3. Don't retry the same prompt blindly — you'll hit the same timeout.

### Symptom 2 — Client-side timeout fired (no partial recovery)

You see `MCP error -32001: Request timed out` from the MCP client itself, well before the server timeout would fire. No partial output is delivered.

**What happened:** the MCP client's JSON-RPC transport timeout (often 60s) fired first. The server may still be generating, but its response never reaches you. Server-side `OD_GENERATE_TIMEOUT_MS` doesn't help here — the client gave up first.

**Known interaction** with OpenCode's MCP integration: OpenCode sets `resetTimeoutOnProgress: true` but doesn't pass an `onprogress` callback to `client.callTool`. The underlying TypeScript SDK only sends a `progressToken` to the server when `onprogress` is set, so without it, no progress notifications flow, so the client's timeout never resets.
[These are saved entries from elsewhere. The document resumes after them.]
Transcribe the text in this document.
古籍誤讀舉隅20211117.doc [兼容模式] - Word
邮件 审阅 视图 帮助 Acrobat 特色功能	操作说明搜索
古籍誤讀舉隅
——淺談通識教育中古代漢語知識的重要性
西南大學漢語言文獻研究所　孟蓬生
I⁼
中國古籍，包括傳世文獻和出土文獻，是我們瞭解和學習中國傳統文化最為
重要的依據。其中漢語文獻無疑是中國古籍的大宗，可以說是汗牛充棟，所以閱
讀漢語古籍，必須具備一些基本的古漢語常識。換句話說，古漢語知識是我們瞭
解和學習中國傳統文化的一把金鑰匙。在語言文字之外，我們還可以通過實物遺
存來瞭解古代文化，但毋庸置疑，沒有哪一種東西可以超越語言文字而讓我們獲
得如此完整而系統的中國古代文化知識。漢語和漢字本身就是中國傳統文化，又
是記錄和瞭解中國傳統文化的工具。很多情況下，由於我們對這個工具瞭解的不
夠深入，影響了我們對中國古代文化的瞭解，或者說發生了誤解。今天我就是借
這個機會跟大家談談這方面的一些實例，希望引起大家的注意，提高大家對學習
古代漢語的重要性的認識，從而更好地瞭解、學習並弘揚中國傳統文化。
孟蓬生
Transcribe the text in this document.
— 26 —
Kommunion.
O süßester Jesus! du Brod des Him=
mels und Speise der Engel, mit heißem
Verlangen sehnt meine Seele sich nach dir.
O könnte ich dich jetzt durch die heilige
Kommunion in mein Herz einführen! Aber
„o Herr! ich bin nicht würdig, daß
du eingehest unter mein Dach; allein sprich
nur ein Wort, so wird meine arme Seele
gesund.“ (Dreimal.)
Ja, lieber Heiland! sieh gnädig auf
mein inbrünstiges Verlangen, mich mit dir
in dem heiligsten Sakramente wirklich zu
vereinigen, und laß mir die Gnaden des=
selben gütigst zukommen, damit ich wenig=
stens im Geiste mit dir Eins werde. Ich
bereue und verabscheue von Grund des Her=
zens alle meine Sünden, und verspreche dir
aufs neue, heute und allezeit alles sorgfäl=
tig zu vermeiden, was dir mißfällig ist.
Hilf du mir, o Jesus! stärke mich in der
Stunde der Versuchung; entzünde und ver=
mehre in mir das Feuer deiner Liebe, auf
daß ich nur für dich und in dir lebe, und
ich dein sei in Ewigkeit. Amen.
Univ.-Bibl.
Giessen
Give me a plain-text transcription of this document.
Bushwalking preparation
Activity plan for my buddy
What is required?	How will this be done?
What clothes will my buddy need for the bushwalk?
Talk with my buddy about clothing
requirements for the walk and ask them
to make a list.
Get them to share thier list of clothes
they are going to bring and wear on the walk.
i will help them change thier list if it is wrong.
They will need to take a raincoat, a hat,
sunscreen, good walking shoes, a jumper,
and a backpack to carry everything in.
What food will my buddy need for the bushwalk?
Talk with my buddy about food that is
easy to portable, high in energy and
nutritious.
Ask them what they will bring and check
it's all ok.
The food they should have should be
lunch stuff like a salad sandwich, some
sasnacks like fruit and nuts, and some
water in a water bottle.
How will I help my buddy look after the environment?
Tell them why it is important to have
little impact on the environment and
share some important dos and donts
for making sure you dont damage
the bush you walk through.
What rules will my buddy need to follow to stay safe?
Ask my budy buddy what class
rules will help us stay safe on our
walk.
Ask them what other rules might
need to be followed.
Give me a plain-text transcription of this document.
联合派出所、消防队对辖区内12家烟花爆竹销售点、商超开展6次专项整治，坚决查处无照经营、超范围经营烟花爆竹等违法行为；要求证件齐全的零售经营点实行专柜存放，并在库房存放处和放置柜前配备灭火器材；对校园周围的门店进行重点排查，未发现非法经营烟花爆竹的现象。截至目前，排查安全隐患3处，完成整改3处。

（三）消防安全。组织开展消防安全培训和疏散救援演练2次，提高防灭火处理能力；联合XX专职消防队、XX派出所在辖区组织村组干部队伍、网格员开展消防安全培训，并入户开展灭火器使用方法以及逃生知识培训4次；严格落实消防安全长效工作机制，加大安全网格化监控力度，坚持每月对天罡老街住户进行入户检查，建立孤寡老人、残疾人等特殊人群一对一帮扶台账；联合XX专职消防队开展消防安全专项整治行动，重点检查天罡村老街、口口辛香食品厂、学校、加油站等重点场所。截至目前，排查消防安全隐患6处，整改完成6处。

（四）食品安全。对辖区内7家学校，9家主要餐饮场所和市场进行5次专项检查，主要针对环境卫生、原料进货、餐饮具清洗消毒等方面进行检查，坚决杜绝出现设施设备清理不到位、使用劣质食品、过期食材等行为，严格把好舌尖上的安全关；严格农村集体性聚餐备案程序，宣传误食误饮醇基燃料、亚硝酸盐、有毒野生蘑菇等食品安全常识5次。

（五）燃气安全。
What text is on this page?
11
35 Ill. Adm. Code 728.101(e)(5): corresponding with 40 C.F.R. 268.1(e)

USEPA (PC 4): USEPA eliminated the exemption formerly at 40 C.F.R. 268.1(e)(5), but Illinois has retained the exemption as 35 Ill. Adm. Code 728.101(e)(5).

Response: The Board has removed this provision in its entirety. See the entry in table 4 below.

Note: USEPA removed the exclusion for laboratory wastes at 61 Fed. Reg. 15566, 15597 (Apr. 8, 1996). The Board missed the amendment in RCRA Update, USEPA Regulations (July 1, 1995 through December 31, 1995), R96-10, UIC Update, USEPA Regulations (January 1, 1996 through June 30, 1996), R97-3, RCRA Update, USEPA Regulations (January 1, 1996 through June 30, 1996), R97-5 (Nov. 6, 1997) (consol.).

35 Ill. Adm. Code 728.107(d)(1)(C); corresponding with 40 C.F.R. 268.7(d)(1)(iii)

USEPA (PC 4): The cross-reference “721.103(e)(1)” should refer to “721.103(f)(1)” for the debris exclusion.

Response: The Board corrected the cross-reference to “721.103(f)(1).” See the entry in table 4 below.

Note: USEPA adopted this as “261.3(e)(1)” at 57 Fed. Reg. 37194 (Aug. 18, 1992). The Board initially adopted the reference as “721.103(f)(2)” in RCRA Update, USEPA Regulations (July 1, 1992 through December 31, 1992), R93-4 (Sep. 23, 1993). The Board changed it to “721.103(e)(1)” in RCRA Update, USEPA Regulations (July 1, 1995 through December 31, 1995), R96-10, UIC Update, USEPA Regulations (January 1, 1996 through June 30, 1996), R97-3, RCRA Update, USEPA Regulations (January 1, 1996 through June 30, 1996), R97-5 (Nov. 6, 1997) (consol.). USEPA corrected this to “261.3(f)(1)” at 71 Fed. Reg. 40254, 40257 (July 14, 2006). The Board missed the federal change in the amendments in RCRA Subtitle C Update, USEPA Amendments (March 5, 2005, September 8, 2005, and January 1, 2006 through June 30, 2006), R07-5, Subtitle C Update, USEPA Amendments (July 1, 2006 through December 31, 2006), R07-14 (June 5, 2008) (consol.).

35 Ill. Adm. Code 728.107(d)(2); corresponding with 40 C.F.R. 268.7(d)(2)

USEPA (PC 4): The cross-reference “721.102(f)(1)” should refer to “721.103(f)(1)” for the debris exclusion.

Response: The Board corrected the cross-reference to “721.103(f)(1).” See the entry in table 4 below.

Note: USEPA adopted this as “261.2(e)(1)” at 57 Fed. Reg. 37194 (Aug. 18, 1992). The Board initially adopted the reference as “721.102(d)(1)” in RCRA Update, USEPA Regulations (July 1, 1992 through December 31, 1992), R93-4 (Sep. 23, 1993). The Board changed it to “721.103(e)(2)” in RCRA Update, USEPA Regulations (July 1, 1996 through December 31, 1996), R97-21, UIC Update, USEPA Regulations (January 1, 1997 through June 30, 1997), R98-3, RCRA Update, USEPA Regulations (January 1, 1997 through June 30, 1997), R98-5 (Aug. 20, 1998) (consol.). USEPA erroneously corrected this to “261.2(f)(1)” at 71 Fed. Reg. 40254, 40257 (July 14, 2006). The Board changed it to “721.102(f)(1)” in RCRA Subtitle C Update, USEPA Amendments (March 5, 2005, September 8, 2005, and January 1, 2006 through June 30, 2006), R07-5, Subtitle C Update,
This is a client-side gap, not a server bug — the server is spec-correct in refusing to emit unsolicited progress.

**Fix (client-side):**
- If you control the MCP client: pass `onprogress` AND `resetTimeoutOnProgress: true` to `client.callTool`.
- If you're using OpenCode: slice the prompt into chunks small enough to finish within the client's default timeout (~60s ≈ a single hero section).
- Track at the upstream OpenCode issue (link TBD once filed).

### Symptom 3 — User canceled

Tool result has `isError: true` and trailing `<!-- Generation cancelled by client at N deltas... -->`. Expected behavior; the partial HTML is real.

## Debugging Checklist

When stuck, run these in order:

1. `od_list_projects` (no args) — does the daemon respond at all?
2. If 401 → check auth mode + creds per the table above
3. If `ECONNREFUSED` → `OD_DAEMON_URL` is wrong for your network. See [environment-setup.md § Common Deployment Recipes](environment-setup.md#common-deployment-recipes).
4. If 404 from `od_list_projects` → `OD_DAEMON_URL` points at not-an-OD-daemon
5. If `od_list_projects` works but `od_generate_design` fails → it's BYOK. Check `BYOK_*` env vars per [byok-providers.md](byok-providers.md).